Klin Padiatr 2011; 223 - V17
DOI: 10.1055/s-0031-1273797

Appendizitis im Kindesalter: Ursachen und Konsequenzen einer verzögerten Diagnosestellung

K Backhaus 1, J Lauer 1, S Grasshoff-Derr 1, A Mastorakis 1, T Meyer 1
  • 1Universitätsklinik für Allgemeine-, Viszeral-, Gefäß- und Kinderchirurgie, Würzburg

Einleitung: Eine Vielzahl gastrointestinaler Erkrankungen geht mit Symptomen einher, die oft nur schwer von einer akuten Appendizitis zu unterscheiden sind, so dass auch heute noch die Verdachtsdiagnose einer akuten Appendizitis die häufigste Laparotomie-/skopie-Indikation bei Kindern ab dem zweiten Lebensjahr darstellt. Dabei beruht die Indikation hauptsächlich auf Anamnese und klinischer Untersuchung, die beim Kleinkind erschwert sein kann, da sich diagnostische Hilfsmittel sowie Blutbild und Urinstatus nicht immer als zuverlässig erweisen. Material und Methoden: Im Zeitraum von zehn Jahren wurden 1418 Kinder unter der Verdachtsdiagnose einer akuten Appendizitis in unserer Abteilung vorgestellt.
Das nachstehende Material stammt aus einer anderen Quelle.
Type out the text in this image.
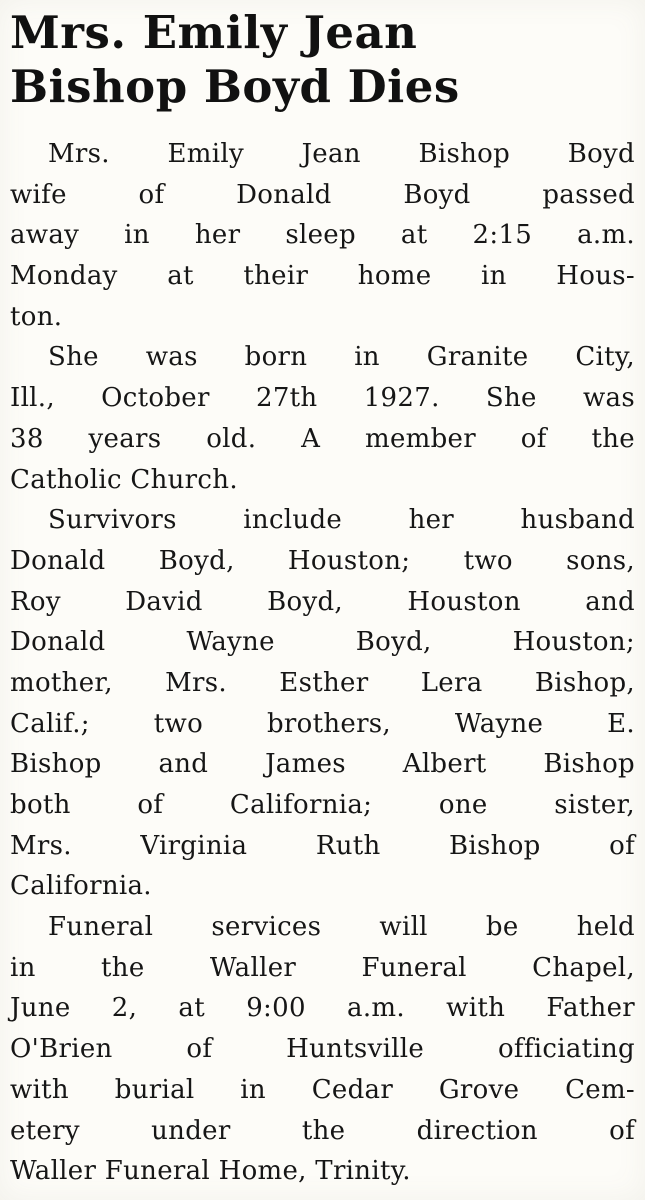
Mrs. Emily Jean
Bishop Boyd Dies
Mrs. Emily Jean Bishop Boyd
wife of Donald Boyd passed
away in her sleep at 2:15 a.m.
Monday at their home in Hous-
ton.
She was born in Granite City,
Ill., October 27th 1927. She was
38 years old. A member of the
Catholic Church.
Survivors include her husband
Donald Boyd, Houston; two sons,
Roy David Boyd, Houston and
Donald Wayne Boyd, Houston;
mother, Mrs. Esther Lera Bishop,
Calif.; two brothers, Wayne E.
Bishop and James Albert Bishop
both of California; one sister,
Mrs. Virginia Ruth Bishop of
California.
Funeral services will be held
in the Waller Funeral Chapel,
June 2, at 9:00 a.m. with Father
O'Brien of Huntsville officiating
with burial in Cedar Grove Cem-
etery under the direction of
Waller Funeral Home, Trinity.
Ergebnisse: (1) Bei 1221 der 1418 Kinder (0–18 Jahre) konnten retrospektiv an Hand der Krankenakten Daten zur Einweisungsdiagnose, Untersuchungsmethode und operativer/konservativer Therapie erhoben werden. (2) Von den 1221 eingewiesenen Kindern wurden 505 (41%) operiert. (3) 913 wurden vom Hausarzt (HA) eingewiesen, wovon 331 (36%) operiert wurden, 134 wurden von einer pädiatrischen Fachklinik (PF) eingewiesen, wovon 98 (73%) operiert wurden und 193 stellten sich direkt in unserer chirurgischen Poliklinik (CP) vor, wovon 76 (39%) operiert wurden. (4) Zwar erwies sich die Rate positiver Appendiziten der von einer pädiatrischen Fachklinik überwiesenen Kinder gegenüber den anderen Einweisenden als äußerst hoch, kritisch anzumerken ist jedoch die überdurchschnittlich hohe Rate an Perforationen in dieser Gruppe (PF 22,3% gegenüber HA: 3,7% und CP: 1,0%). (5) Leukozytenzahl und Differentialblutbild konnten auf Grund ihrer schlechten Spezifität nicht zuverlässig als richtungsweisende Parameter herangezogen werden. Schlussfolgerung: Trotz moderner Untersuchungsmethoden kommt es auch heute immer noch zu einer verzögerten Diagnosestellung der akuten Appendizitis. Ziel muss daher eine noch engere Verzahnung von Hausärzten, kinderärztlichen Fachabteilungen und kinderchirurgischen/chirurgischen Fachabteilungen sein.